Heirloom Tomatoes Contain Health Benefits and Taste Best Fresh from the Garden
Armed with a salt shaker, I head out to the garden to perform one of the most luscious and exciting acts of the growing season: eating the first warm, ripe red tomato.
The tomato, called tomatl by the Aztecs, was grown by the Inca and Aztec people as early as 700 a.d. The Spanish introduced it to Europe in the 1500s. A member of the nightshade family, it is rich in alkaloids, which are potent, plant-based compounds that can aid in the digestion of fatty, dense proteins. Alkaloids are, however, potentially toxic to susceptible people, sometimes aggravating arthritis and causing calcium depletion and stiff joints. For this reason, tomatoes used to be thought poisonous.
Of course, they aren’t. Among other virtues, they are juicy, satisfying and quite easy to grow. Tomatoes are low in calories and contain vitamin C and several vitamin B varieties, fiber, potassium, biotin, chromium, alpha- and beta-carotene, and the antioxidant lycopene. This last substance may help fight cancers, improve heart health and protect against skin damage.
In fact, the only real debate over the tomato these days is whether it is a fruit (it has seeds) or a vegetable. For what it is worth, a late 19th century Supreme Court case that involved taxes established its botanic status as a “vegetable.”
Like potatoes, tomatoes come in various sizes, shapes and colors. To start your own tomato garden, carefully select the right variety for your climate. In the Northeast, my husband and I have had luck with Big Boy, Beefsteak and Jet Star in our outdoor garden. We have also experimented with heirloom (e.g. non-hybrid) varieties such as Cherokee Purple and Brandywine in container gardens in pots on our patio.
I enjoy them fresh or processed in homemade salsas, as a pizza or lasagna sauce, blended into a fresh-tasting ketchup, or cooked down into a hearty soup. In many recipes, tomatoes work well with the Three Sisters: squash, corn and beans.

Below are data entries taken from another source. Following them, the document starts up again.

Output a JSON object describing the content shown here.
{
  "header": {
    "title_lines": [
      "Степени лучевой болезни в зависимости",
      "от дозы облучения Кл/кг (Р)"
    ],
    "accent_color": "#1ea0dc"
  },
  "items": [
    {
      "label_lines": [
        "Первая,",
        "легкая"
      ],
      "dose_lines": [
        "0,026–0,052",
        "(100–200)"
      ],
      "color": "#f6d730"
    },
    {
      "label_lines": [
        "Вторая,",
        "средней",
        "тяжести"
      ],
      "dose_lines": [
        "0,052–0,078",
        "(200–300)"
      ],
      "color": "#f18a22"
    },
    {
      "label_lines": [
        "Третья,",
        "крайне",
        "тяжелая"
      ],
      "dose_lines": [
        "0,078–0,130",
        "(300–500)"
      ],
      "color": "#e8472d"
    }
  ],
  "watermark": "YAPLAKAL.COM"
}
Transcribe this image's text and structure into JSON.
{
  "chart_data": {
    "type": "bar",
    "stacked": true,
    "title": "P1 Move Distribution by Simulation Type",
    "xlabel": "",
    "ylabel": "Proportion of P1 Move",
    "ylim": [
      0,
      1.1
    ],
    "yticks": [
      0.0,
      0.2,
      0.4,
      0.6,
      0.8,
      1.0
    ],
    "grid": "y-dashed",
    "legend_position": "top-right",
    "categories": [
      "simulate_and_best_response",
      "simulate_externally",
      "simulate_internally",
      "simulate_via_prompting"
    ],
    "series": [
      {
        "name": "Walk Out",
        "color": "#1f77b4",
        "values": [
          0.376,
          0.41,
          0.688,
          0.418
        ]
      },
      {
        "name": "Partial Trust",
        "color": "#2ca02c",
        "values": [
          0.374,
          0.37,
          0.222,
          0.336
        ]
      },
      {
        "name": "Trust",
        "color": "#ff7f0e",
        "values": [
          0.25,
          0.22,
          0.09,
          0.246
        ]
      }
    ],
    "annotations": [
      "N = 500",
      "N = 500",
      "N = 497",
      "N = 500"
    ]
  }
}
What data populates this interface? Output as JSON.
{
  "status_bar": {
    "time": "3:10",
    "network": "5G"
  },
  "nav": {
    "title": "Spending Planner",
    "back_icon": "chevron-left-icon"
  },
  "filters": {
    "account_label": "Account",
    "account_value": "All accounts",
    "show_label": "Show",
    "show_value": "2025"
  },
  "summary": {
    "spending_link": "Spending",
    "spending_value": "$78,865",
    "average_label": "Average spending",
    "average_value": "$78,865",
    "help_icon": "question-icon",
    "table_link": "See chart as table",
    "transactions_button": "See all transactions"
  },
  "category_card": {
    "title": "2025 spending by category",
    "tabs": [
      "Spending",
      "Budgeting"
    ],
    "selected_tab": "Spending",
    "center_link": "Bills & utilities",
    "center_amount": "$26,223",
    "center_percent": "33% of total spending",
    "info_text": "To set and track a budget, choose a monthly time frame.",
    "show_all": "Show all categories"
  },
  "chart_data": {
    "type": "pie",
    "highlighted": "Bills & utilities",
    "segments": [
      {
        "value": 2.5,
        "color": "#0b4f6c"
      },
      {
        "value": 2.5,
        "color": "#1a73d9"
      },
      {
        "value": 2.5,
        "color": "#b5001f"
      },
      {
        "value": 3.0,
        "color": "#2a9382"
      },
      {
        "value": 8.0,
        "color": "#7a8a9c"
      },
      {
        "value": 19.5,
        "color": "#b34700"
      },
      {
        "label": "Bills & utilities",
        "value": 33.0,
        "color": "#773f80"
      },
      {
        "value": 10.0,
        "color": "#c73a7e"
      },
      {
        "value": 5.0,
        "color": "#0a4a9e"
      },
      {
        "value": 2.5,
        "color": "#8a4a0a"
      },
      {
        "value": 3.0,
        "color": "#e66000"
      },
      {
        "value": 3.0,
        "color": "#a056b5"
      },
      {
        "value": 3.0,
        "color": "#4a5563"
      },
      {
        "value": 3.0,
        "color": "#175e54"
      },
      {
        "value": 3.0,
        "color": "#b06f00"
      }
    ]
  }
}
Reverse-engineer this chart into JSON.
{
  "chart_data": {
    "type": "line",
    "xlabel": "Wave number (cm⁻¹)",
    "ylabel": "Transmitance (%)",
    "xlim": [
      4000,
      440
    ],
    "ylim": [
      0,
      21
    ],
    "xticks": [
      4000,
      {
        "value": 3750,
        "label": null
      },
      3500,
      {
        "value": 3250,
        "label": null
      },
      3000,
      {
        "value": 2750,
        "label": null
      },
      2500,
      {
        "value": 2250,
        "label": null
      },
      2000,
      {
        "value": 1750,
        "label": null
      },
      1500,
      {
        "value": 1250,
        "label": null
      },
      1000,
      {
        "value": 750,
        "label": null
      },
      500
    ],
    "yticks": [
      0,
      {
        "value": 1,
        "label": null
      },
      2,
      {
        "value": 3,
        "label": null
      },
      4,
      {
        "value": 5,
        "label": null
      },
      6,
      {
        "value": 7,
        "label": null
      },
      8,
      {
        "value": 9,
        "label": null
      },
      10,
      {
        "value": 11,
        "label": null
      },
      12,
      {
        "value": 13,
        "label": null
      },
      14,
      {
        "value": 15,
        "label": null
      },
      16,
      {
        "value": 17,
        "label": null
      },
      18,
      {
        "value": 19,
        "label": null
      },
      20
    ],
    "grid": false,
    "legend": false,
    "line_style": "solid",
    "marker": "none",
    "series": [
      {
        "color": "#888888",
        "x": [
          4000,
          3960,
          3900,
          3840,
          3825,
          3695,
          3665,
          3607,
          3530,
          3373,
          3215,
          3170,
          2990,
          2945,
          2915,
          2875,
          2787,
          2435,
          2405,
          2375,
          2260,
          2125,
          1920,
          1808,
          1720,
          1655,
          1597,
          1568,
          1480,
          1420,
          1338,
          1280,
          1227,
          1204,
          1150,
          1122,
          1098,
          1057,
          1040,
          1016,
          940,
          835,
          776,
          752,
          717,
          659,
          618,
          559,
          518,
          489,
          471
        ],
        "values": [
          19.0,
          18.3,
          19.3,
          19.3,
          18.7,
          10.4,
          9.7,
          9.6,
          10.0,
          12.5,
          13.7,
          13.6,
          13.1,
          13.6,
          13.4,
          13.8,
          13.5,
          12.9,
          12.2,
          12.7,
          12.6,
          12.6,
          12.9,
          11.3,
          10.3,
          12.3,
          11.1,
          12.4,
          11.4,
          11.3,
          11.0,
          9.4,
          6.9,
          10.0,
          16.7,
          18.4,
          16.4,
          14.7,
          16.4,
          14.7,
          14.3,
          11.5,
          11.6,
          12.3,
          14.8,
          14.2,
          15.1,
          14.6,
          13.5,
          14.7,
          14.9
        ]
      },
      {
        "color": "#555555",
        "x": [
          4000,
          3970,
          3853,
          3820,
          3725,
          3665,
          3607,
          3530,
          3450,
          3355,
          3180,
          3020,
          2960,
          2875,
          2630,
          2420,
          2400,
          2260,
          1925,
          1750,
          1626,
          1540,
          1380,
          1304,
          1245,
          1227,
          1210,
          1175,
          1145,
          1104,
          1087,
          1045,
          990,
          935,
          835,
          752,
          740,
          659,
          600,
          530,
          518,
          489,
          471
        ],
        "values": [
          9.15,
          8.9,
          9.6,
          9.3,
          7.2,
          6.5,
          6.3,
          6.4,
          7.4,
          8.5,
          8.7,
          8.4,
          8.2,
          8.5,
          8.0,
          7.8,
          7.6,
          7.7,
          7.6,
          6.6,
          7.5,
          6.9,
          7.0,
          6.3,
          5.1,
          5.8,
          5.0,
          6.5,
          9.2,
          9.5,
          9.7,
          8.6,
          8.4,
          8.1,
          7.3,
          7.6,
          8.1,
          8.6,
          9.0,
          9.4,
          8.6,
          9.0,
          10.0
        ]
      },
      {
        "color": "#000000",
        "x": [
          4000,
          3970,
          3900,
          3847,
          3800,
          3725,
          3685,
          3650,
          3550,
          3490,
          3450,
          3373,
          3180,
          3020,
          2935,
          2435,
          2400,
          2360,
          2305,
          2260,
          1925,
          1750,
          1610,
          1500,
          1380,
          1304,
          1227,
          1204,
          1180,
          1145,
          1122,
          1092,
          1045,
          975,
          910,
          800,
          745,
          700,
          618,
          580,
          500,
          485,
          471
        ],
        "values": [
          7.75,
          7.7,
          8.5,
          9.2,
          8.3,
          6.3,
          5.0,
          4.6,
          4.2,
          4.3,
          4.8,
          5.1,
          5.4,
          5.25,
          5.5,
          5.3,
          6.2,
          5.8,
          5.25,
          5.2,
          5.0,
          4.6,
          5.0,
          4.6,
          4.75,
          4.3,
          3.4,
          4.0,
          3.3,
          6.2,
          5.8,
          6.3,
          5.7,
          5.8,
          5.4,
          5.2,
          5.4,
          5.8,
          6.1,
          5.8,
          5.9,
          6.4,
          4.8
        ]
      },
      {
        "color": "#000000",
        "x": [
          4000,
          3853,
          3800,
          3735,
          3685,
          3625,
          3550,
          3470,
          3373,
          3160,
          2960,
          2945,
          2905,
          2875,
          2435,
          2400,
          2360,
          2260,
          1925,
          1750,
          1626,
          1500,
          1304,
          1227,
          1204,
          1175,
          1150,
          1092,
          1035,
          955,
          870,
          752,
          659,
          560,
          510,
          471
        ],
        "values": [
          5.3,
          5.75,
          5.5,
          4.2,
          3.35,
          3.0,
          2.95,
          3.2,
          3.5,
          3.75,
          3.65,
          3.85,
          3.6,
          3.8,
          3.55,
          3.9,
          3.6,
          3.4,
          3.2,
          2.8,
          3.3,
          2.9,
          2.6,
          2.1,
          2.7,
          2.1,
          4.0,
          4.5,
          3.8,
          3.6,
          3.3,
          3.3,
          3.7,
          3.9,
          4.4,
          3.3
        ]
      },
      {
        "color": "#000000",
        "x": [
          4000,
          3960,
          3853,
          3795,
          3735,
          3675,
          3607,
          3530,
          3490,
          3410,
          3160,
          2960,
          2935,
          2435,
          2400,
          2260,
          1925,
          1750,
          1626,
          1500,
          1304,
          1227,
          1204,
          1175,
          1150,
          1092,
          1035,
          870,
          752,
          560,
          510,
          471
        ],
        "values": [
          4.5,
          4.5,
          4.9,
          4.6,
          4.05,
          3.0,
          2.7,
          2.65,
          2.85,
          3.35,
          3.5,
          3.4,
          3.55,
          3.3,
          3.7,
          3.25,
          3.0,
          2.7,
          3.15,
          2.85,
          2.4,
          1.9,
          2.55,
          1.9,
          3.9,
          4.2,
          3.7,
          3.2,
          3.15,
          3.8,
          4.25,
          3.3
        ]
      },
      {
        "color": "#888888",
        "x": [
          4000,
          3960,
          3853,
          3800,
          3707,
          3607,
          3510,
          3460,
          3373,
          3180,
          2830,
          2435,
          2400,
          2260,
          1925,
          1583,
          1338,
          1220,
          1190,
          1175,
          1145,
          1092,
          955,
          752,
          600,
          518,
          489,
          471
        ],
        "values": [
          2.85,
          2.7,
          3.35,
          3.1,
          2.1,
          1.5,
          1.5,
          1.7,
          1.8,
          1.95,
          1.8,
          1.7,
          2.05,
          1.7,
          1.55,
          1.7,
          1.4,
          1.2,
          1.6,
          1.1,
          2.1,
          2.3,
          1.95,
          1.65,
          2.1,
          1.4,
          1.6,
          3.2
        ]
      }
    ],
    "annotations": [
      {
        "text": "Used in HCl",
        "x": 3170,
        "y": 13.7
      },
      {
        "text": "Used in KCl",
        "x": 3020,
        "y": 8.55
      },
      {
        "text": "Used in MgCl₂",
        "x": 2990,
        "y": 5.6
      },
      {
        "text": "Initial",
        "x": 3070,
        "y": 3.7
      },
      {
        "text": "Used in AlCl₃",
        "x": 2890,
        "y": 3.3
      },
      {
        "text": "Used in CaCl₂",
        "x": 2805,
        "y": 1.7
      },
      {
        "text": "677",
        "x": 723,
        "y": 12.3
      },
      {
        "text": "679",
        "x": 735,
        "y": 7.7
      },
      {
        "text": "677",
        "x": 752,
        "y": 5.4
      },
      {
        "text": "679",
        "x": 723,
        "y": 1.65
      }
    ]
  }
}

Many tomato-based recipes make me nostalgic about memorable meals, whether due to the company or the beautifully fresh ingredients. This simple recipe for tomato soup recalls a warm memory for both reasons. One time, good friends of mine were going through difficult financial times. Still, they maintained an incredible garden. A visit at their rural home carried into lunchtime, and they invited all six of us to stay for a light lunch.
This tomato soup was served with crusty bread and sweet unsalted butter.
Best Tomato Soup Ever
8 ripe tomatoes, just picked, cored and cut up
2 quarts chicken broth
6 cloves of fresh garlic, minced
1 tablespoon fresh picked basil, fine chopped
Simmer all ingredients except the basil in a large soup pot and simmer until tomatoes are soft, then add basil and serve.
Sun-Dry Your Own Tomatoes
Use the sun or a low oven (200 to 225 degrees). Wash and slice any amount of almost any variety of fresh, ripe tomatoes (not cherry tomatoes, though) as thin as possible. Remove seeds if desired. Place flat on a rack on a cookie sheet, turning once, after about two hours. Roast another two hours, or four hours total.
If you are using the sun, be sure to bring the tomatoes in at night so they do not accumulate moisture. The whole process may take three to four days outside, depending on weather and climate.
When the tomatoes are dry, place them in a clean, sterilized jar and cover with olive oil before putting on the lid and refrigerating. If you wish, add a peeled clove or two of garlic and/or some fresh washed and dried basil leaves.
Dale Carson, Abenaki, is the author of three books: New Native American Cooking, Native New England Cooking and A Dreamcatcher Book. She has written about and demonstrated Native cooking techniques for more than 30 years. Dale has four grown children and lives with them and her husband in Madison, Connecticut.